One way to drive out subjectivity is to require the use of a System Impact Assessment (SIA). An SIA is a simple structured decision-making tool that assesses the potential for product quality risk. Some firms characterize product quality risk as SISPQ, which stands for safety, integrity, strength, purity, and quality. Others define product quality as SQIPP, which stands for safety, quality, integrity, purity, and potency. Regardless of the definition, having an agreed-upon criteria and an impact assessment tool to evaluate the proposed change against SISPQ/SQIPP is an effective means of fostering uniformity.
Audits And Supplier Management
One of the biggest challenges facing most quality organizations is providing oversight and control when using a contract service provider (CSP). Organizations rely upon a combination of audit programs and contractual agreements, such as quality and supplier agreements, to define and manage work that is outsourced. Using a risk assessment tool to evaluate the required criteria for qualifying a CSP is an effective means of determining which QMS system weaknesses are appropriate GMP risks to accept.
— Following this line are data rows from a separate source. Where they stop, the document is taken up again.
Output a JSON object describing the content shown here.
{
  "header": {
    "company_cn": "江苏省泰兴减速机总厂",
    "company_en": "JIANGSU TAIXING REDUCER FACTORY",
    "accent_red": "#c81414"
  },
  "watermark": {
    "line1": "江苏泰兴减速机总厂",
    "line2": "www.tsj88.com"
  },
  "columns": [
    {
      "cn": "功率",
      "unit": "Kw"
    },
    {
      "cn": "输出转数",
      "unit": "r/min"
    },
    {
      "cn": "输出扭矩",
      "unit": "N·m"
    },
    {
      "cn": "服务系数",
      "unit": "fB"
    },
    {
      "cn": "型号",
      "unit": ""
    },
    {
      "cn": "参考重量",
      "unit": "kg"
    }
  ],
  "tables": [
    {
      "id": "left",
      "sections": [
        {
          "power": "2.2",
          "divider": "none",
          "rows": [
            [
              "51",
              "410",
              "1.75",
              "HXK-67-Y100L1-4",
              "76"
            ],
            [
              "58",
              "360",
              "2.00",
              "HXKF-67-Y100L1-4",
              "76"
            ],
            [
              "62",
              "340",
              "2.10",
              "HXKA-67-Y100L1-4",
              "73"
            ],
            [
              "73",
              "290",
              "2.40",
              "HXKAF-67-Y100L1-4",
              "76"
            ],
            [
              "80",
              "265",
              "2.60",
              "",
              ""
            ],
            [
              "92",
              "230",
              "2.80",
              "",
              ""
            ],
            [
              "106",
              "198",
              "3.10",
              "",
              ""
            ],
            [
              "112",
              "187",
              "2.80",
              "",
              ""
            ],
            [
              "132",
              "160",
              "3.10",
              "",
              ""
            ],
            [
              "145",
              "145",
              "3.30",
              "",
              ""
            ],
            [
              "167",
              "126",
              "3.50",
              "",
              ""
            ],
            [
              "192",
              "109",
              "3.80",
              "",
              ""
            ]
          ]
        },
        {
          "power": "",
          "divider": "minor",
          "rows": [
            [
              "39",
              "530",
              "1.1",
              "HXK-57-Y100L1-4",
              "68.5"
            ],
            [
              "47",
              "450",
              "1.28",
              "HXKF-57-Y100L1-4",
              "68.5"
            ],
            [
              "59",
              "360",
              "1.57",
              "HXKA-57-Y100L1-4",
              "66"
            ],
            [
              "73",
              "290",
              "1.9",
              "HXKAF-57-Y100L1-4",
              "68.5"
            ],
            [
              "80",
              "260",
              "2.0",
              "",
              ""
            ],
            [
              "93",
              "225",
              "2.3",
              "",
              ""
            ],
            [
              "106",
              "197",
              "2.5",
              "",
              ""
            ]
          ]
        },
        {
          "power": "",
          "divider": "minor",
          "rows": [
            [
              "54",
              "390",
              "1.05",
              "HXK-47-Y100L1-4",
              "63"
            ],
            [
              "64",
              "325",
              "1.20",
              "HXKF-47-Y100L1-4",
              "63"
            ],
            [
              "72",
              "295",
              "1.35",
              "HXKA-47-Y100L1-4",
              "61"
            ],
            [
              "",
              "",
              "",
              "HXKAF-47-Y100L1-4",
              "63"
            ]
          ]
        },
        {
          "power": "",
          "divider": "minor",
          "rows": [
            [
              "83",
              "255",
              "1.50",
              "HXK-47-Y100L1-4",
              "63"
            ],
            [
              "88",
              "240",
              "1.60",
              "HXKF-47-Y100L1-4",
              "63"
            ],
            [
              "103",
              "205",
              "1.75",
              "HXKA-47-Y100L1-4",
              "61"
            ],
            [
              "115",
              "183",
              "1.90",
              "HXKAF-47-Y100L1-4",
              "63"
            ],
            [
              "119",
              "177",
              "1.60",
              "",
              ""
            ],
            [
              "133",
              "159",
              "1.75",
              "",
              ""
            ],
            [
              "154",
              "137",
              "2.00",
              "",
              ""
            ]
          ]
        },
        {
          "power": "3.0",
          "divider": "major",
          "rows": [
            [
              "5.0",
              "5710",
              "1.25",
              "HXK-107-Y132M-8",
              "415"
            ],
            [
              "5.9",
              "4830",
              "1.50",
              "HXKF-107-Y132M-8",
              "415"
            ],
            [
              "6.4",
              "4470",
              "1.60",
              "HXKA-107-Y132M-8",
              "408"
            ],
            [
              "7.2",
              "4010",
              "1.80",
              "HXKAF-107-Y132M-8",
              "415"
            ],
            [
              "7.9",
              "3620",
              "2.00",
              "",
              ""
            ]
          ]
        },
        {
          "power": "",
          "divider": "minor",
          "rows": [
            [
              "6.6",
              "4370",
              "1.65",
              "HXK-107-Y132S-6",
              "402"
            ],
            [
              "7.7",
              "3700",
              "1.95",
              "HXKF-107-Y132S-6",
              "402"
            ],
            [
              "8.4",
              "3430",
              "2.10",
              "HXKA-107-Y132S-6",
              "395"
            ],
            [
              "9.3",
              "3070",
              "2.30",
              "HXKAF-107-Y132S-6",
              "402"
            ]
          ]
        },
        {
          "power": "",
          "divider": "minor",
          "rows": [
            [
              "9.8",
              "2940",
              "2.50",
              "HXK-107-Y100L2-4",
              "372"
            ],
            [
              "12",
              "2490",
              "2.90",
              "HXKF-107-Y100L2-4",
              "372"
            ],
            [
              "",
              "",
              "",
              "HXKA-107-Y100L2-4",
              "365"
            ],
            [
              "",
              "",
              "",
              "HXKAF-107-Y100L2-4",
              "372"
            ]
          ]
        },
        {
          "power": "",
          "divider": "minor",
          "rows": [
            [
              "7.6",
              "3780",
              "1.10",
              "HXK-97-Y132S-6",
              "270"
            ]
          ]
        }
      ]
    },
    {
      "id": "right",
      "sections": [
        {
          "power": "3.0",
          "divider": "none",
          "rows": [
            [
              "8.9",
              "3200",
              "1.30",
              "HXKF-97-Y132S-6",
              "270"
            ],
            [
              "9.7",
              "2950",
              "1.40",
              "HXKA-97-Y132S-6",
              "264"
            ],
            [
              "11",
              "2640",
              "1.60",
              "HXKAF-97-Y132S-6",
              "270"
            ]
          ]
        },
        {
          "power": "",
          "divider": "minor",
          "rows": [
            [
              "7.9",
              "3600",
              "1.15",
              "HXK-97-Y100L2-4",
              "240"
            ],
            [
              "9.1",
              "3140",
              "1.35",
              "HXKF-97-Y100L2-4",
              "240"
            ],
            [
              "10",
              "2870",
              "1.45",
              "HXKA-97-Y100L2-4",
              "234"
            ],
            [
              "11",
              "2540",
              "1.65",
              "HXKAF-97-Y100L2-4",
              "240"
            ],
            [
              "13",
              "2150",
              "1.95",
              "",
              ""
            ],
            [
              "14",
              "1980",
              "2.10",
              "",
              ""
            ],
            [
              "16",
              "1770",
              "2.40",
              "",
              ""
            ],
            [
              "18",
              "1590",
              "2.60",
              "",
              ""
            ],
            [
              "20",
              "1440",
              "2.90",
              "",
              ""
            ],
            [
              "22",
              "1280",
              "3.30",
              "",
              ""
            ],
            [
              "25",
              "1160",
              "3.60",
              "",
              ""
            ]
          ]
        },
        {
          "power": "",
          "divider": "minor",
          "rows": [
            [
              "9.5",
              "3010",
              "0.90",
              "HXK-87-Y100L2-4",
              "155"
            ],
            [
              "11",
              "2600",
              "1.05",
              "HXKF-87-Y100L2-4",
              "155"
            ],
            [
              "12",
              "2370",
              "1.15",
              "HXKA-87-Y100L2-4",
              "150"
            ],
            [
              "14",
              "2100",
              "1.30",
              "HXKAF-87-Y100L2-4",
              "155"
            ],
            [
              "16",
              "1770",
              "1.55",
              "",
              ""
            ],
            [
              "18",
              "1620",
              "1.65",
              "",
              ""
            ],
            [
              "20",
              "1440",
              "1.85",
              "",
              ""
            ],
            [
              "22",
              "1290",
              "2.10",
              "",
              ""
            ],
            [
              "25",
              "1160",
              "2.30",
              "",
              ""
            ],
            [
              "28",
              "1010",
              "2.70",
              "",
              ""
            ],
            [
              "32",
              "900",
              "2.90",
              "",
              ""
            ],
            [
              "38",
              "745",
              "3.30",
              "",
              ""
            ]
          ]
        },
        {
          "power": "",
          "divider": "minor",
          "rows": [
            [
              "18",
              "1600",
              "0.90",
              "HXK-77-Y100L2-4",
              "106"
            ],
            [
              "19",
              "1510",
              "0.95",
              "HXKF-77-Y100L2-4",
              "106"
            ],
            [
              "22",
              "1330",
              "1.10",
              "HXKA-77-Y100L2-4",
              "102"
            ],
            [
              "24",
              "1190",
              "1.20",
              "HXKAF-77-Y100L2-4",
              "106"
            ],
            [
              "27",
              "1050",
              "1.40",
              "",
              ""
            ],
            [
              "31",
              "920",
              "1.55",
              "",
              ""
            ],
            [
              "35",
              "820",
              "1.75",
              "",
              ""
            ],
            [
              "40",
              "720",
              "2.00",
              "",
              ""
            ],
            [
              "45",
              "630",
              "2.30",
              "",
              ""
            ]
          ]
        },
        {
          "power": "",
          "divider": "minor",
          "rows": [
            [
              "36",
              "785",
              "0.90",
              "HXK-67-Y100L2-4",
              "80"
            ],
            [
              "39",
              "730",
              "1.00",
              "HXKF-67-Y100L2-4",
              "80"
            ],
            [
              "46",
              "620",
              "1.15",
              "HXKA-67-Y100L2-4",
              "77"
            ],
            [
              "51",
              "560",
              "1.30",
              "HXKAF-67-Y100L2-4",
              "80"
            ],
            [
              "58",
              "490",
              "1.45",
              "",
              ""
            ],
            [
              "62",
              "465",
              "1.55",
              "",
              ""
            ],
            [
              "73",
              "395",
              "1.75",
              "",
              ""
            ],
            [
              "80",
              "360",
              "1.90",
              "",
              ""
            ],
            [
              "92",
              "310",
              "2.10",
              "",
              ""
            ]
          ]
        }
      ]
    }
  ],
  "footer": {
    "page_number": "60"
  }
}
QRM principles can be extended further to the overall decision-making process. Some level of executive oversight governs most CSP engagement decisions. Using a structured decision-making tool such as a Pugh Matrix, or a structured analytical decision-making approach such as Analytical Hierarchy Process (AHP) can allow the organization to balance quality, technical, schedule, and financial risks associated with engaging a CSP.
Today’s model for drug development and commercial manufacturing is based upon leveraging external expertise, capabilities, and geography. The complexities of integrating these strategies can significantly impact an organization’s QMS effectiveness. A structured QRM framework as part of the core systems (deviation management, change control, and audits/supplier management) integrates a consistent methodology that drives quality decision-making while providing a sound means for evaluating technical, quality, and financial risks during development. World-class organizations have realized that QRM can be the catalyst for organizational performance across the product development lifecycle by facilitating development collaboration between the technical and quality functions up through commercial execution.
- Pharmaceutical cGMPS for the 21st Century — A Risk-Based Approach
- ICH Q9 Quality Risk Management
- ICH Q10 Pharmaceutical Quality System
About The Author
Bikash Chatterjee is president and chief science officer for Pharmatech Associates. He has over 30 years’ experience in the design and development of pharmaceutical, biotech, medical device, and IVD products. His work has guided the successful approval and commercialization of over a dozen new products in the U.S. and Europe.
Mr. Chatterjee is a member of the USP National Advisory Board, and is the past-chairman of the Golden Gate Chapter of the American Society of Quality. He is the author of Applying Lean Six Sigma in the Pharmaceutical Industry (ISBN: 978-0-566-09204-6) and is a keynote speaker at international conferences. Mr. Chatterjee holds a B.A. in biochemistry and a B.S. in chemical engineering from the University of California at San Diego.